Marcellin Atemkeng is a researcher with more than 7 years' experience in high-bandwidth signal processing and data science with a strong background in applied mathematics, computer science, artificial intelligence, and radio interferometric data processing. He is currently developing novel dimensional reduction algorithms and applying deep learning techniques for the SKA big data. Marcel is also a lecturer in machine learning/deep learning and the coordinator of the AI research group (AIRG) at Rhodes University where he is supervising a number of students. Visit the below link to learn more about AIRG, ongoing works, and recent publications. https://www.ru.ac.za/mathematics/research/artificialintelligenceresearchgroupairg/
xova - a Baseline-Dependent Time and Channel Averaging Implementation
Traditional radio interferometric correlators produce regular-gridded samples of the true uv-distribution by averaging the signal over constant, discrete time-frequency intervals. This regular sampling and averaging then translate to be irregular-gridded samples in the uv-space, and results in a baseline-length-dependent loss of amplitude and phase coherence, which is dependent on the distance from the image phase centre: this effect is known as decorrelation.
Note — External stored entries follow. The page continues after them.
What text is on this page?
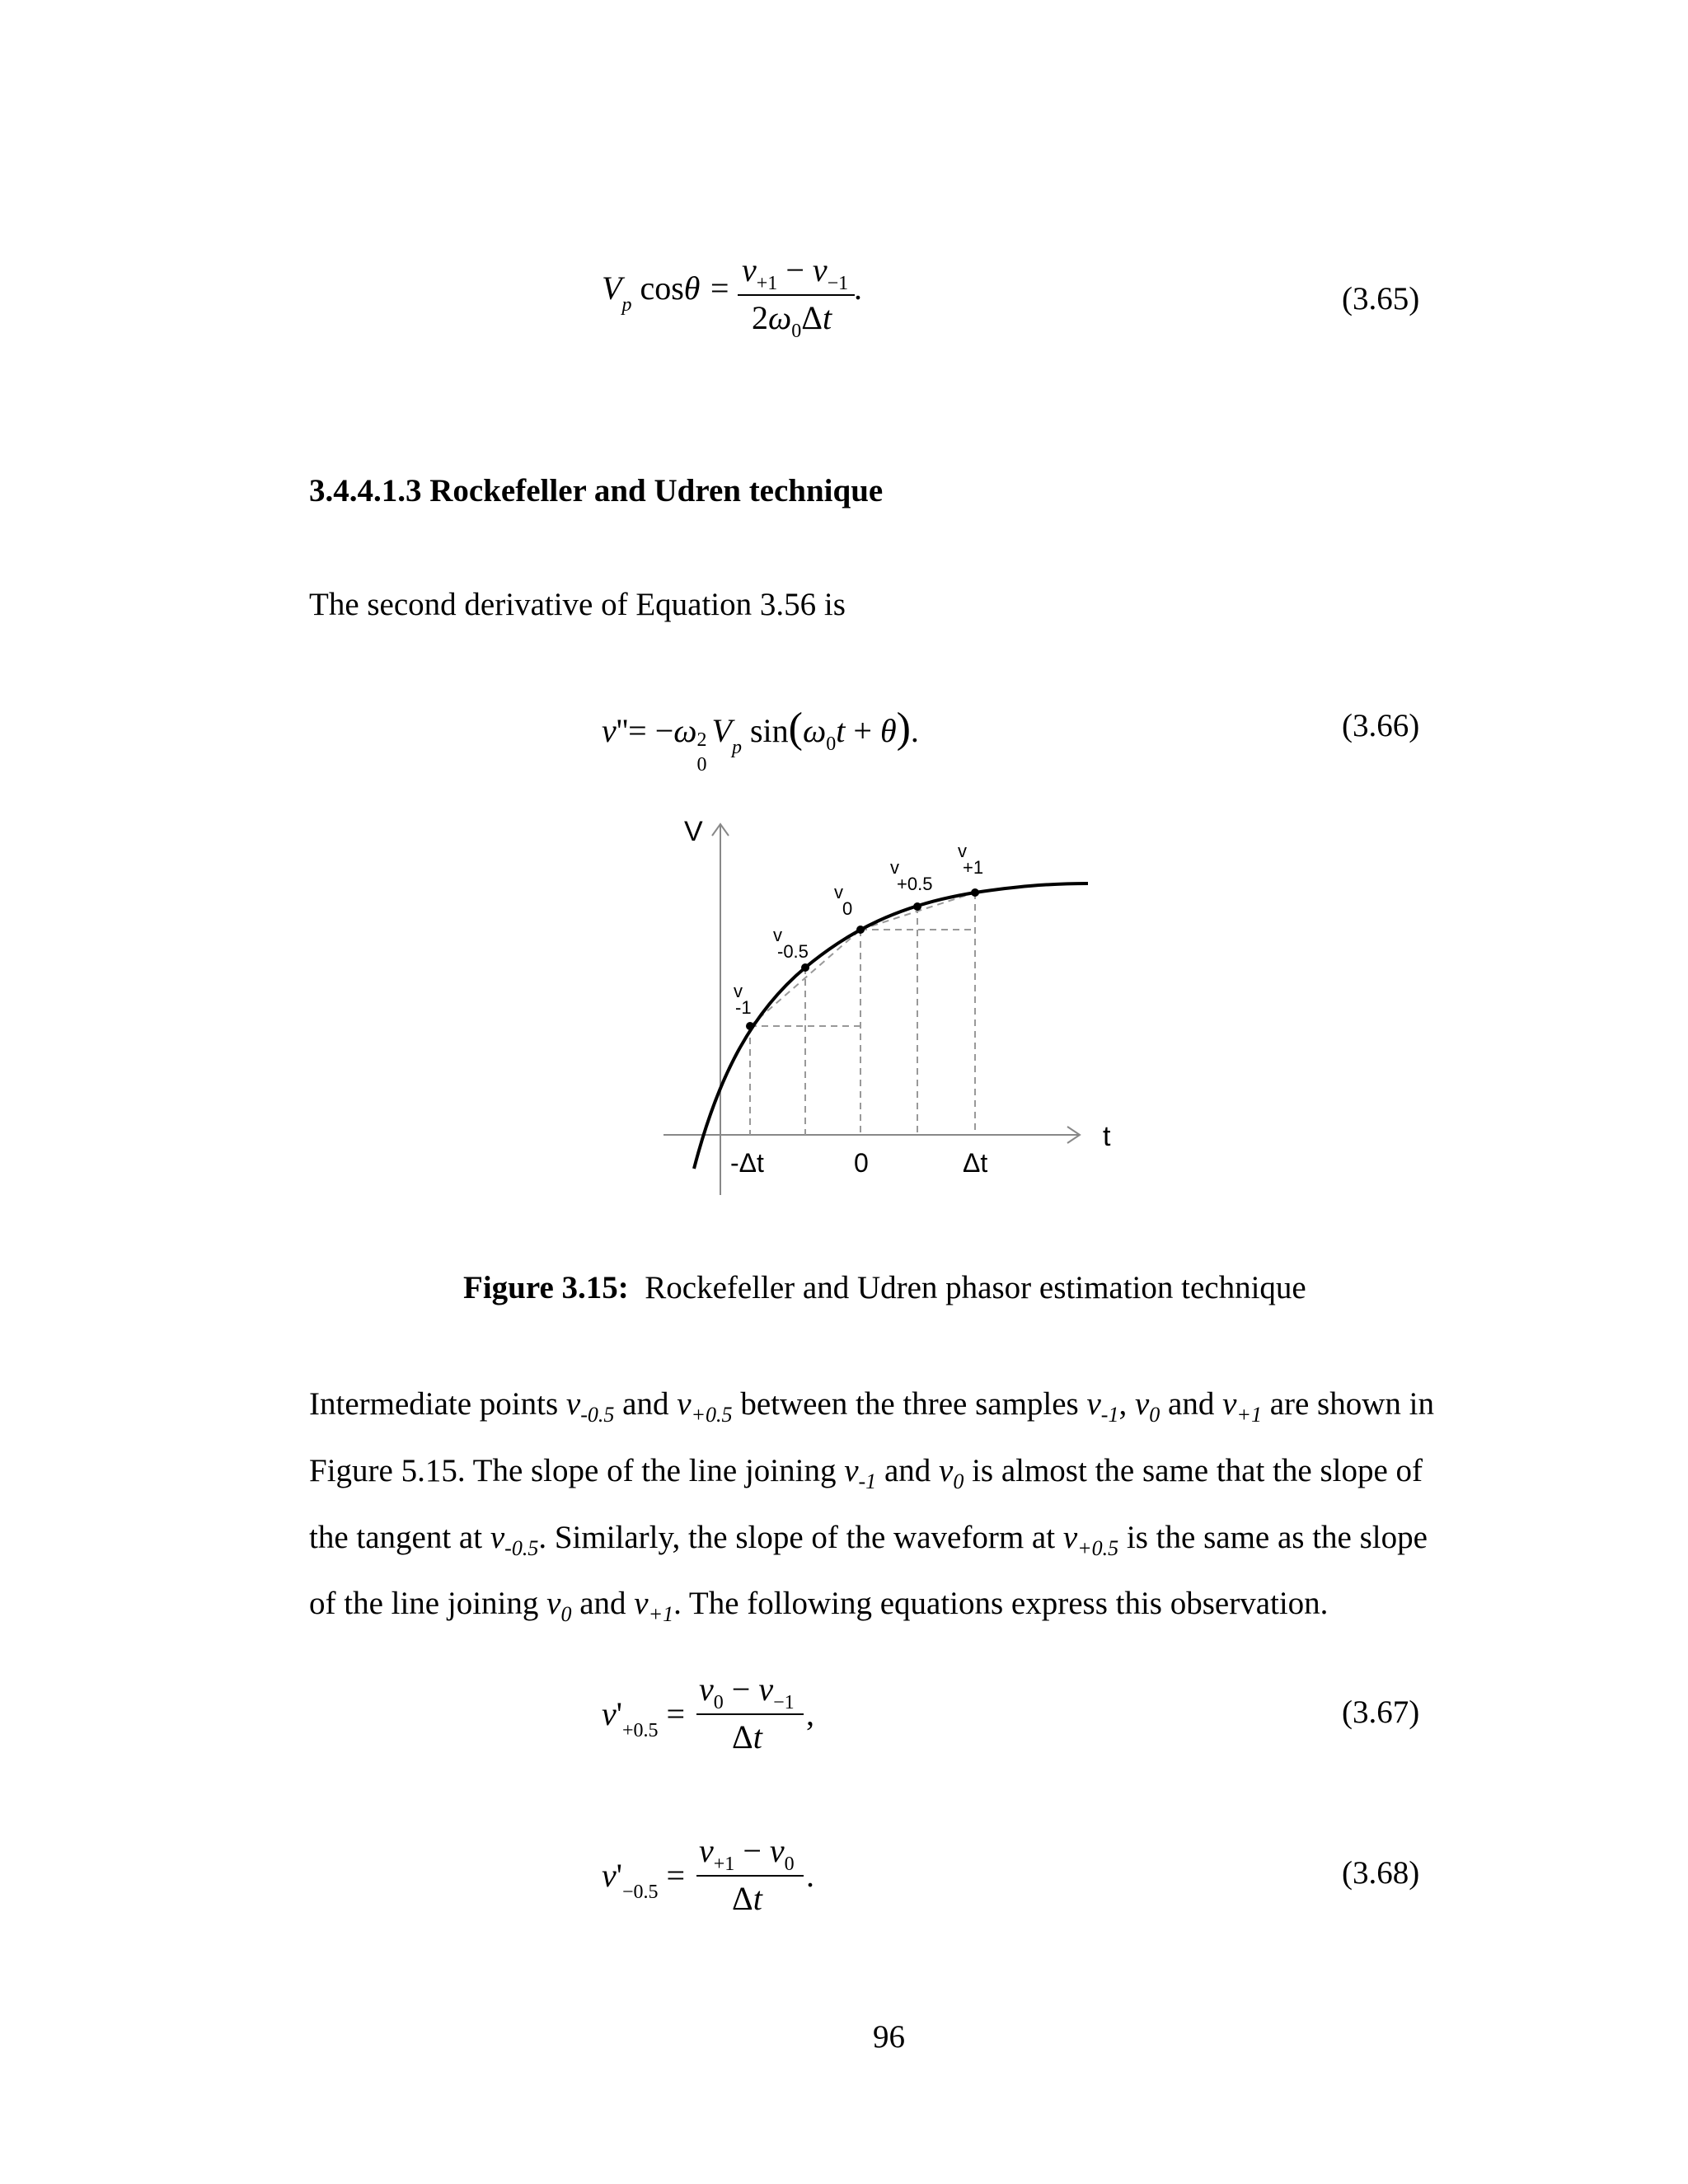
$V_p$ $\cos\theta = v_{+1} - v_{-1}$
$2\omega_0\Delta t$
.	(3.65)
3.4.4.1.3 Rockefeller and Udren technique
The second derivative of Equation 3.56 is
v''= −ω 2
0
$V_p$ $\sin(\omega_0t + \theta)$.	(3.66)
v
-1
v
-0.5
v
0
v
+0.5
v
+1
V
t
-Δt	0	Δt
Figure 3.15: Rockefeller and Udren phasor estimation technique
Intermediate points $v_{-0.5}$ and $v_{+0.5}$ between the three samples $v_{-1}$, $v_0$ and $v_{+1}$ are shown in
Figure 5.15. The slope of the line joining $v_{-1}$ and $v_0$ is almost the same that the slope of
the tangent at $v_{-0.5}$. Similarly, the slope of the waveform at $v_{+0.5}$ is the same as the slope
of the line joining $v_0$ and $v_{+1}$. The following equations express this observation.
$v'_{+0.5}$ =
$v_0 - v_{-1}$
Δt
,	(3.67)
$v'_{-0.5}$ =
$v_{+1} - v_0$
Δt
.	(3.68)
96
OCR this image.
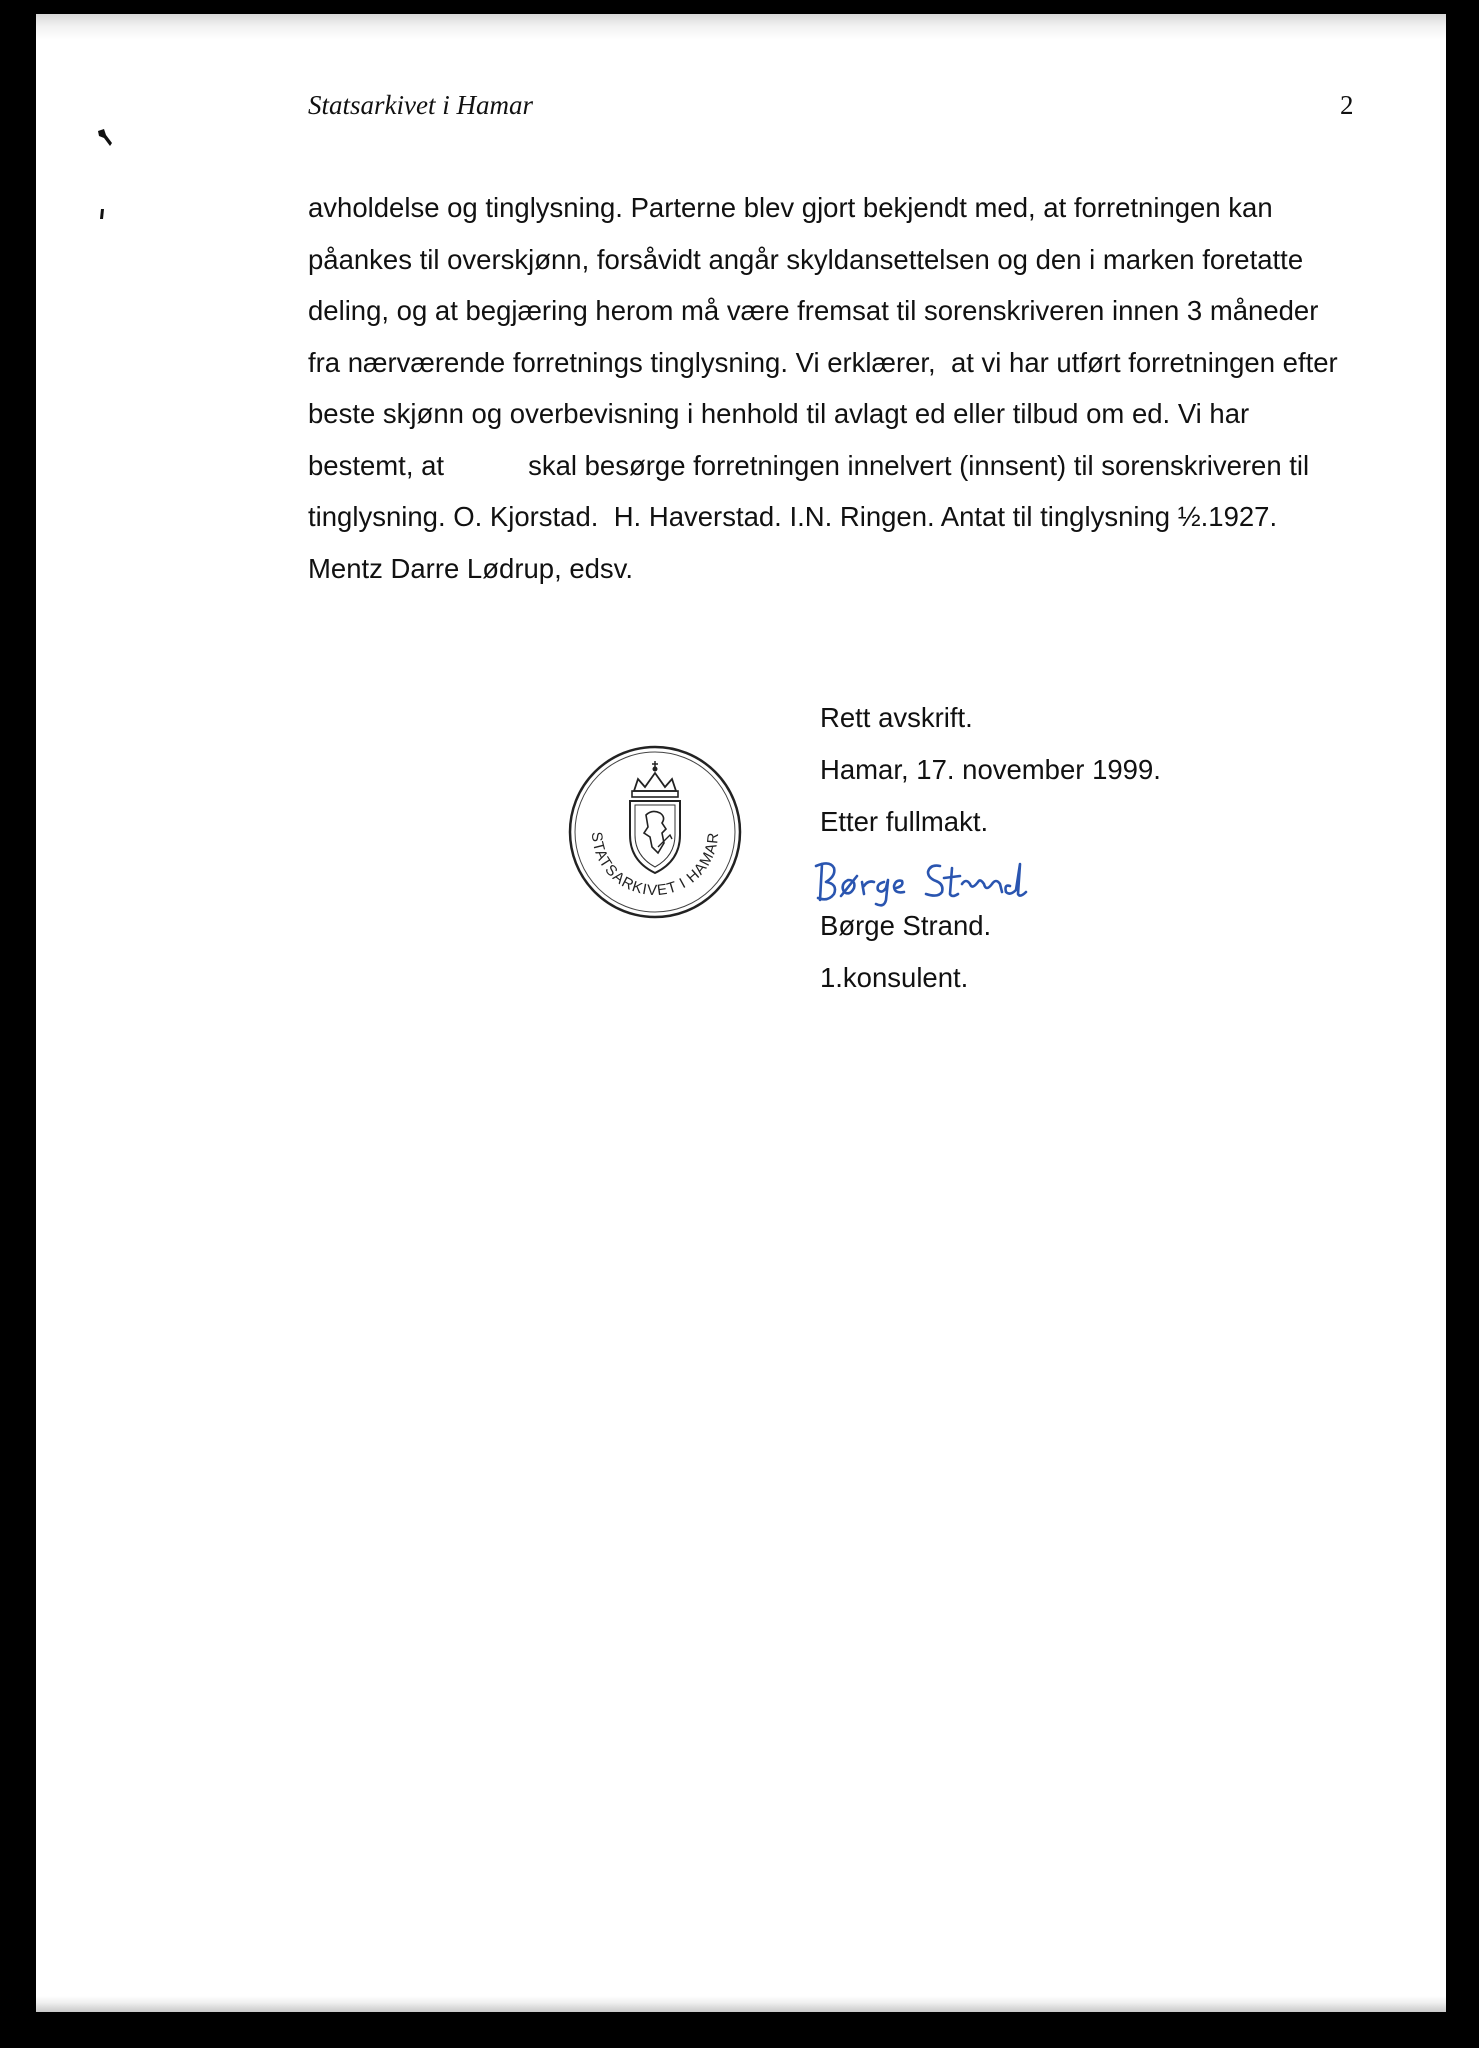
Statsarkivet i Hamar	2
avholdelse og tinglysning. Parterne blev gjort bekjendt med, at forretningen kan
påankes til overskjønn, forsåvidt angår skyldansettelsen og den i marken foretatte
deling, og at begjæring herom må være fremsat til sorenskriveren innen 3 måneder
fra nærværende forretnings tinglysning. Vi erklærer,  at vi har utført forretningen efter
beste skjønn og overbevisning i henhold til avlagt ed eller tilbud om ed. Vi har
bestemt, at           skal besørge forretningen innelvert (innsent) til sorenskriveren til
tinglysning. O. Kjorstad.  H. Haverstad. I.N. Ringen. Antat til tinglysning ½.1927.
Mentz Darre Lødrup, edsv.
STATSARKIVET I HAMAR
Rett avskrift.
Hamar, 17. november 1999.
Etter fullmakt.
Børge Strand.
1.konsulent.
In this poster, we discuss the implementation and the theory behind Xova; a software package that implements Baseline-Dependent Time and Channel averaging on Measurement Set data. uv-samples along a baseline track are aggregated into a bin until a specified decorrelation tolerance is exceeded. The degree of decorrelation in the bin correspondingly determines the amount of channel averaging that is suitable for samples in the bin. This necessarily implies that the number of channels varies per bin and the output data loses the rectilinear input shape of the input data.
The BDA averaging algorithm used in xova is implemented in the codex-africanus algorithms library via parallel blockwise operations on dask arrays. Each individual operation is accelerated with numba. CASA table columns are exposed as dask arrays by the dask-ms data access library, which also supports writing dask arrays to both existing and new Measurement Sets. As the number of channels varies per bin, xova writes variably shaped data columns to new Measurement Sets. While this is supported by the CASA table system and the MSv2.0 specification, DDFacet is the only imager currently capable of correctly reading these columns. To the best of our knowledge, this is the first implementation that can output Time and Channel BDA data to a Measurement Set.
Additionally, care has been taken to ensure that columns are averaged according to their nominal and effective definitions in the MSv2.0 specification. Columns such as TIME and INTERVAL include bad or missing (i.e. flagged) data in a nominal average, while TIME_CENTROID and DATA exclude bad or missing data in an effective average. Thus, fully flagged bins are not merely discarded but are retained so that correct TIME and INTERVAL grids remain established for the downstream applications.
Xova shows a promising compression capability while maintaining decorrelation constant across all the baselines when the BDA option is activated. BDA averaging of data produced by the MeerKAT telescope shows that a data compression factor of 40X and outer field-of-interest suppression are achieved.